¿Alguno de ustedes no leyó a Jack London? Pues deberían. A mí London me vuela la peluca.
Varios años atrás encontré en la librería Mafalda un libro editado por Corregidor con los cuentos completos de él. Me parece que no incluye realmente todos, pero son unos cuantos. La compilación está divida en tres partes: Cuentos del Ártico, Cuentos del Trópico y Cuentos del Abismo. London pone siempre a sus personajes en situaciones extremas. No situaciones límite promedio de burgués. No, Jack pone a sus personajes verdaderamente al filo entre la vida y la muerte, y el instinto de supervivencia encandila en sus historias, por eso incluso las que terminan de forma brutal o en la muerte, a mí me resultan luminosas.
Por supuesto, lo otro que hace tan vital y perdurable su lectura, es la presencia envolvente de la naturaleza, la naturaleza congelada del polo y la desquiciada de la jungla.

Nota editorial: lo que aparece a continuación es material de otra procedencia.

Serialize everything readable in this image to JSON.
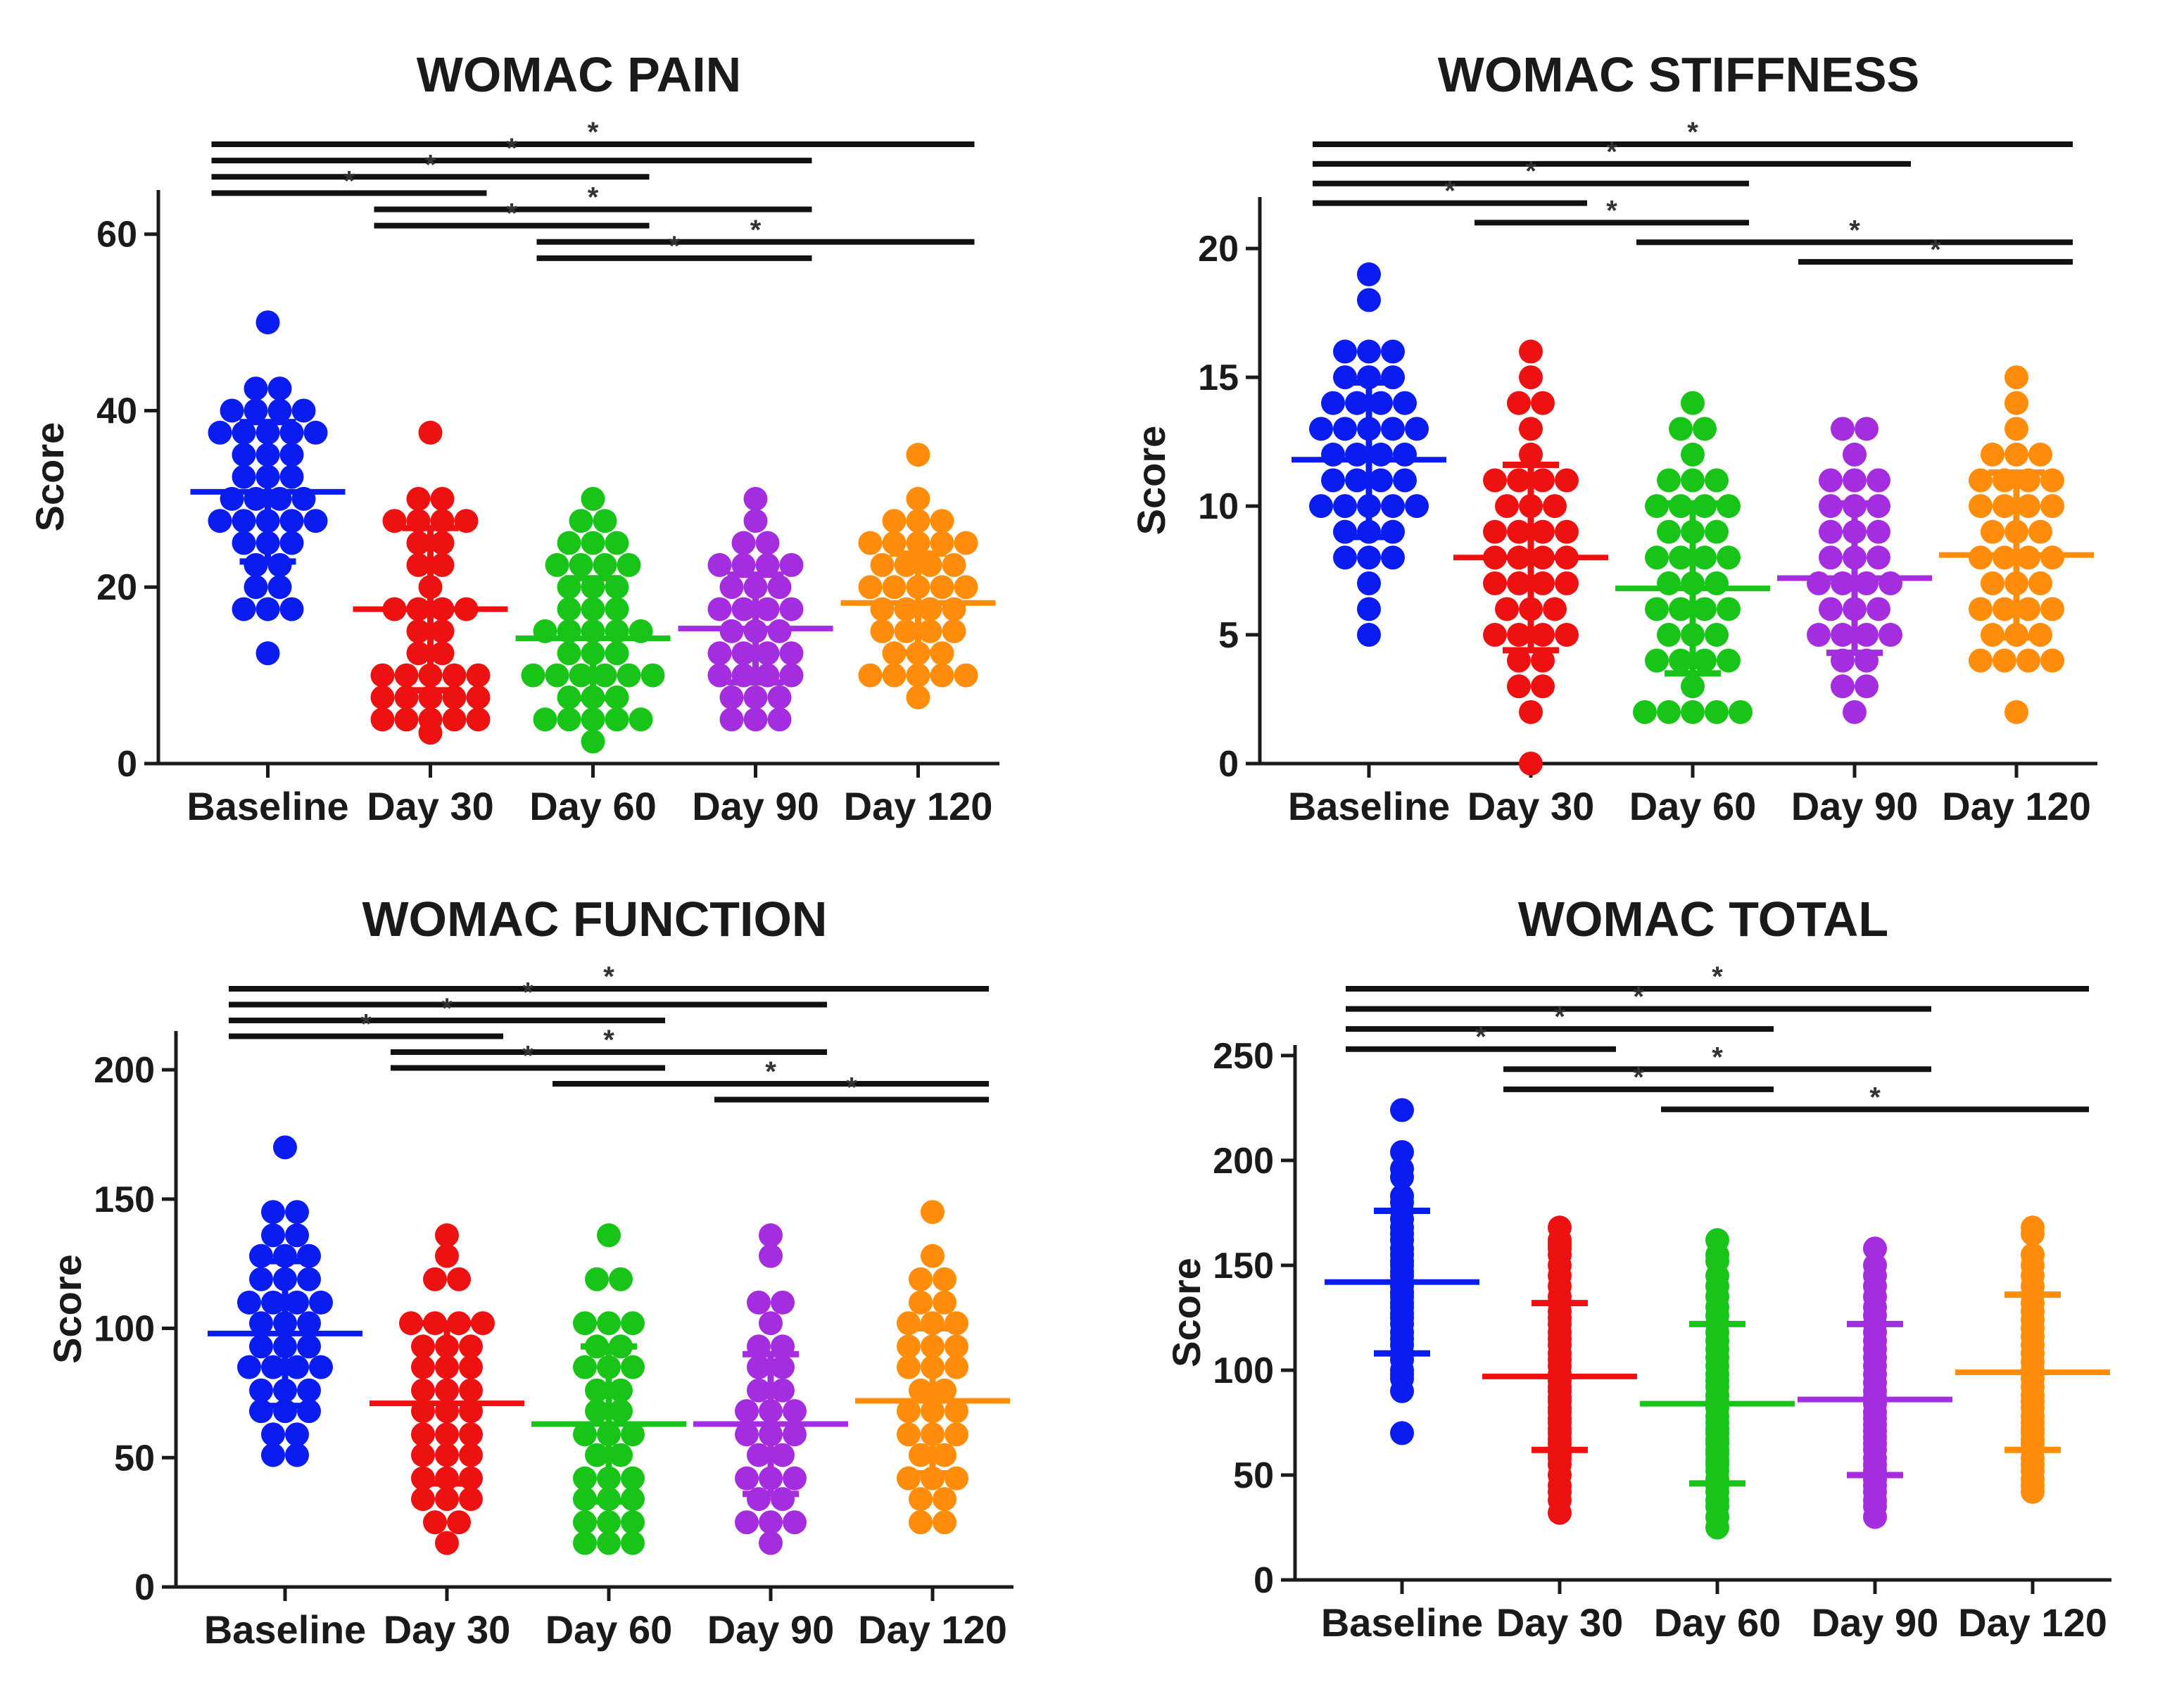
{
  "chart_data": [
    {
      "type": "scatter",
      "title": "WOMAC PAIN",
      "ylabel": "Score",
      "categories": [
        "Baseline",
        "Day 30",
        "Day 60",
        "Day 90",
        "Day 120"
      ],
      "ylim": [
        0,
        65
      ],
      "yticks": [
        "0",
        "20",
        "40",
        "60"
      ],
      "colors": [
        "#0a1cf0",
        "#ee1111",
        "#19c419",
        "#a52de0",
        "#ff8c0a"
      ],
      "means": [
        30.8,
        17.5,
        14.2,
        15.3,
        18.2
      ],
      "sd": [
        7.9,
        9.2,
        6.8,
        6.1,
        5.6
      ],
      "points": [
        [
          50,
          42.5,
          42.5,
          40,
          40,
          40,
          40,
          37.5,
          37.5,
          37.5,
          37.5,
          37.5,
          35,
          35,
          35,
          32.5,
          32.5,
          32.5,
          30,
          30,
          30,
          30,
          27.5,
          27.5,
          27.5,
          27.5,
          27.5,
          25,
          25,
          25,
          22.5,
          22.5,
          20,
          20,
          17.5,
          17.5,
          17.5,
          12.5
        ],
        [
          37.5,
          30,
          30,
          27.5,
          27.5,
          27.5,
          27.5,
          25,
          25,
          22.5,
          22.5,
          20,
          17.5,
          17.5,
          17.5,
          17.5,
          15,
          15,
          12.5,
          12.5,
          10,
          10,
          10,
          10,
          10,
          7.5,
          7.5,
          7.5,
          7.5,
          7.5,
          5,
          5,
          5,
          5,
          5,
          3.5
        ],
        [
          30,
          27.5,
          27.5,
          25,
          25,
          25,
          22.5,
          22.5,
          22.5,
          22.5,
          20,
          20,
          20,
          17.5,
          17.5,
          17.5,
          15,
          15,
          15,
          15,
          15,
          12.5,
          12.5,
          12.5,
          10,
          10,
          10,
          10,
          10,
          10,
          7.5,
          7.5,
          7.5,
          5,
          5,
          5,
          5,
          5,
          2.5
        ],
        [
          30,
          27.5,
          25,
          25,
          22.5,
          22.5,
          22.5,
          22.5,
          20,
          20,
          20,
          17.5,
          17.5,
          17.5,
          17.5,
          15,
          15,
          15,
          12.5,
          12.5,
          12.5,
          12.5,
          10,
          10,
          10,
          10,
          7.5,
          7.5,
          7.5,
          5,
          5,
          5
        ],
        [
          35,
          30,
          27.5,
          27.5,
          27.5,
          25,
          25,
          25,
          25,
          25,
          22.5,
          22.5,
          22.5,
          22.5,
          20,
          20,
          20,
          20,
          20,
          17.5,
          17.5,
          17.5,
          17.5,
          15,
          15,
          15,
          15,
          12.5,
          12.5,
          12.5,
          10,
          10,
          10,
          10,
          10,
          7.5
        ]
      ],
      "brackets": [
        [
          0,
          4
        ],
        [
          0,
          3
        ],
        [
          0,
          2
        ],
        [
          0,
          1
        ],
        [
          1,
          3
        ],
        [
          1,
          2
        ],
        [
          2,
          4
        ],
        [
          2,
          3
        ]
      ],
      "significance": "*"
    },
    {
      "type": "scatter",
      "title": "WOMAC STIFFNESS",
      "ylabel": "Score",
      "categories": [
        "Baseline",
        "Day 30",
        "Day 60",
        "Day 90",
        "Day 120"
      ],
      "ylim": [
        0,
        22
      ],
      "yticks": [
        "0",
        "5",
        "10",
        "15",
        "20"
      ],
      "colors": [
        "#0a1cf0",
        "#ee1111",
        "#19c419",
        "#a52de0",
        "#ff8c0a"
      ],
      "means": [
        11.8,
        8,
        6.8,
        7.2,
        8.1
      ],
      "sd": [
        3.0,
        3.6,
        3.3,
        2.9,
        3.2
      ],
      "points": [
        [
          19,
          18,
          16,
          16,
          16,
          15,
          15,
          15,
          14,
          14,
          14,
          14,
          13,
          13,
          13,
          13,
          13,
          12,
          12,
          12,
          12,
          11,
          11,
          11,
          11,
          10,
          10,
          10,
          10,
          10,
          9,
          9,
          9,
          8,
          8,
          8,
          7,
          6,
          5
        ],
        [
          16,
          15,
          14,
          14,
          13,
          12,
          11,
          11,
          11,
          11,
          10,
          10,
          10,
          9,
          9,
          9,
          9,
          8,
          8,
          8,
          8,
          7,
          7,
          7,
          7,
          6,
          6,
          6,
          5,
          5,
          5,
          5,
          4,
          4,
          3,
          3,
          2,
          0
        ],
        [
          14,
          13,
          13,
          12,
          11,
          11,
          11,
          10,
          10,
          10,
          10,
          9,
          9,
          9,
          8,
          8,
          8,
          8,
          7,
          7,
          7,
          6,
          6,
          6,
          6,
          5,
          5,
          5,
          4,
          4,
          4,
          4,
          3,
          2,
          2,
          2,
          2,
          2
        ],
        [
          13,
          13,
          12,
          11,
          11,
          11,
          10,
          10,
          10,
          9,
          9,
          9,
          8,
          8,
          8,
          7,
          7,
          7,
          7,
          6,
          6,
          6,
          5,
          5,
          5,
          5,
          4,
          4,
          3,
          3,
          2
        ],
        [
          15,
          14,
          13,
          12,
          12,
          12,
          11,
          11,
          11,
          11,
          10,
          10,
          10,
          10,
          9,
          9,
          9,
          8,
          8,
          8,
          8,
          7,
          7,
          7,
          6,
          6,
          6,
          6,
          5,
          5,
          5,
          4,
          4,
          4,
          4,
          2
        ]
      ],
      "brackets": [
        [
          0,
          4
        ],
        [
          0,
          3
        ],
        [
          0,
          2
        ],
        [
          0,
          1
        ],
        [
          1,
          2
        ],
        [
          2,
          4
        ],
        [
          3,
          4
        ]
      ],
      "significance": "*"
    },
    {
      "type": "scatter",
      "title": "WOMAC FUNCTION",
      "ylabel": "Score",
      "categories": [
        "Baseline",
        "Day 30",
        "Day 60",
        "Day 90",
        "Day 120"
      ],
      "ylim": [
        0,
        215
      ],
      "yticks": [
        "0",
        "50",
        "100",
        "150",
        "200"
      ],
      "colors": [
        "#0a1cf0",
        "#ee1111",
        "#19c419",
        "#a52de0",
        "#ff8c0a"
      ],
      "means": [
        98,
        71,
        63,
        63,
        72
      ],
      "sd": [
        28,
        31,
        30,
        27,
        28
      ],
      "points": [
        [
          170,
          145,
          145,
          136,
          136,
          128,
          128,
          128,
          119,
          119,
          119,
          110,
          110,
          110,
          110,
          102,
          102,
          102,
          93,
          93,
          93,
          85,
          85,
          85,
          85,
          76,
          76,
          76,
          68,
          68,
          68,
          59,
          59,
          51,
          51
        ],
        [
          136,
          128,
          119,
          119,
          102,
          102,
          102,
          102,
          93,
          93,
          93,
          85,
          85,
          85,
          76,
          76,
          76,
          68,
          68,
          68,
          59,
          59,
          59,
          51,
          51,
          51,
          42,
          42,
          42,
          34,
          34,
          34,
          25,
          25,
          17
        ],
        [
          136,
          119,
          119,
          102,
          102,
          102,
          93,
          93,
          85,
          85,
          85,
          76,
          76,
          68,
          68,
          59,
          59,
          59,
          51,
          51,
          42,
          42,
          42,
          34,
          34,
          34,
          25,
          25,
          25,
          17,
          17,
          17
        ],
        [
          136,
          128,
          110,
          110,
          102,
          93,
          93,
          85,
          85,
          76,
          76,
          68,
          68,
          68,
          59,
          59,
          59,
          51,
          51,
          42,
          42,
          42,
          34,
          34,
          25,
          25,
          25,
          17
        ],
        [
          145,
          128,
          119,
          119,
          110,
          110,
          102,
          102,
          102,
          93,
          93,
          93,
          85,
          85,
          85,
          76,
          76,
          68,
          68,
          68,
          59,
          59,
          59,
          51,
          51,
          42,
          42,
          42,
          34,
          34,
          25,
          25
        ]
      ],
      "brackets": [
        [
          0,
          4
        ],
        [
          0,
          3
        ],
        [
          0,
          2
        ],
        [
          0,
          1
        ],
        [
          1,
          3
        ],
        [
          1,
          2
        ],
        [
          2,
          4
        ],
        [
          3,
          4
        ]
      ],
      "significance": "*"
    },
    {
      "type": "scatter",
      "title": "WOMAC TOTAL",
      "ylabel": "Score",
      "categories": [
        "Baseline",
        "Day 30",
        "Day 60",
        "Day 90",
        "Day 120"
      ],
      "ylim": [
        0,
        255
      ],
      "yticks": [
        "0",
        "50",
        "100",
        "150",
        "200",
        "250"
      ],
      "colors": [
        "#0a1cf0",
        "#ee1111",
        "#19c419",
        "#a52de0",
        "#ff8c0a"
      ],
      "means": [
        142,
        97,
        84,
        86,
        99
      ],
      "sd": [
        34,
        35,
        38,
        36,
        37
      ],
      "points": [
        [
          224,
          204,
          196,
          192,
          183,
          180,
          176,
          172,
          168,
          165,
          162,
          158,
          155,
          152,
          150,
          147,
          145,
          142,
          140,
          137,
          135,
          132,
          130,
          127,
          125,
          122,
          118,
          115,
          112,
          108,
          105,
          100,
          98,
          96,
          90,
          70
        ],
        [
          168,
          162,
          160,
          158,
          155,
          150,
          145,
          140,
          135,
          132,
          128,
          125,
          122,
          118,
          115,
          112,
          108,
          105,
          102,
          98,
          95,
          92,
          90,
          87,
          85,
          82,
          80,
          77,
          75,
          72,
          70,
          67,
          65,
          62,
          60,
          58,
          55,
          50,
          45,
          42,
          38,
          32
        ],
        [
          162,
          155,
          152,
          145,
          140,
          135,
          130,
          126,
          122,
          118,
          114,
          110,
          106,
          102,
          98,
          95,
          92,
          88,
          85,
          82,
          78,
          75,
          72,
          70,
          67,
          65,
          62,
          60,
          57,
          55,
          52,
          48,
          45,
          42,
          38,
          35,
          30,
          25
        ],
        [
          158,
          150,
          145,
          140,
          135,
          130,
          126,
          122,
          118,
          114,
          110,
          106,
          102,
          98,
          94,
          90,
          87,
          84,
          80,
          77,
          74,
          71,
          68,
          65,
          62,
          58,
          55,
          52,
          48,
          45,
          42,
          38,
          35,
          30
        ],
        [
          168,
          165,
          155,
          150,
          145,
          140,
          136,
          132,
          128,
          124,
          120,
          116,
          112,
          108,
          104,
          100,
          96,
          92,
          88,
          85,
          82,
          78,
          75,
          72,
          70,
          67,
          65,
          62,
          58,
          55,
          52,
          48,
          45,
          42
        ]
      ],
      "brackets": [
        [
          0,
          4
        ],
        [
          0,
          3
        ],
        [
          0,
          2
        ],
        [
          0,
          1
        ],
        [
          1,
          3
        ],
        [
          1,
          2
        ],
        [
          2,
          4
        ]
      ],
      "significance": "*"
    }
  ]
}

Presté ese libro y nunca me lo devolvieron. Pero, a diferencia de lo que me pasa con casi todo lo que leo, a los cuentos de London los recuerdo.
En El amor por la vida (grandioso nombre), un hombre en el ártico primero pierde la movilidad de los pies por congelamiento; no importa; continúa; luego pierde la de las rodillas, los muslos; no importa, tiene sus brazos, y los usa. Se convierte en un hombre-gusano y así se arrastra kilómetros hasta la costa adonde lo salva un barco. Pienso en este cuento cada vez que yo, mis amigos o mis hermanos perdemos algo que considerábamos imprescindible, y sin embargo nos sobreponemos y continuamos abrazando la vida.
Pero lo que más me gusta de los cuentos de London es que en ellos no hay mera acción, automática y ciega. En El apóstata un niño trabaja en una fábrica y, a fuerza de hacer por años millones de movimientos repetitivos, se convierte él en una máquina perfecta y ajustada. Y un día manda todo a la mierda, diciendo algo fantástico: “No se puede ser feliz moviéndose todo el tiempo”. En El chinago, un coolie de una plantación en Tahití que es condenado a muerte por error, permanece ajeno a la tragedia pensando en su jardincito de meditar hasta el mismísimo momento en que lo decapitan, y su muerte es una de las más brutales y a la vez más dulces que puedo imaginar.
Hace poco encontré un librito de él en inglés, Surfing: the royal sport, en el que cuenta cómo aprendió a surfear en Hawaii en 1911 con unas tablas macizas. No puedo explicar cómo describe las olas, y lo loco que está.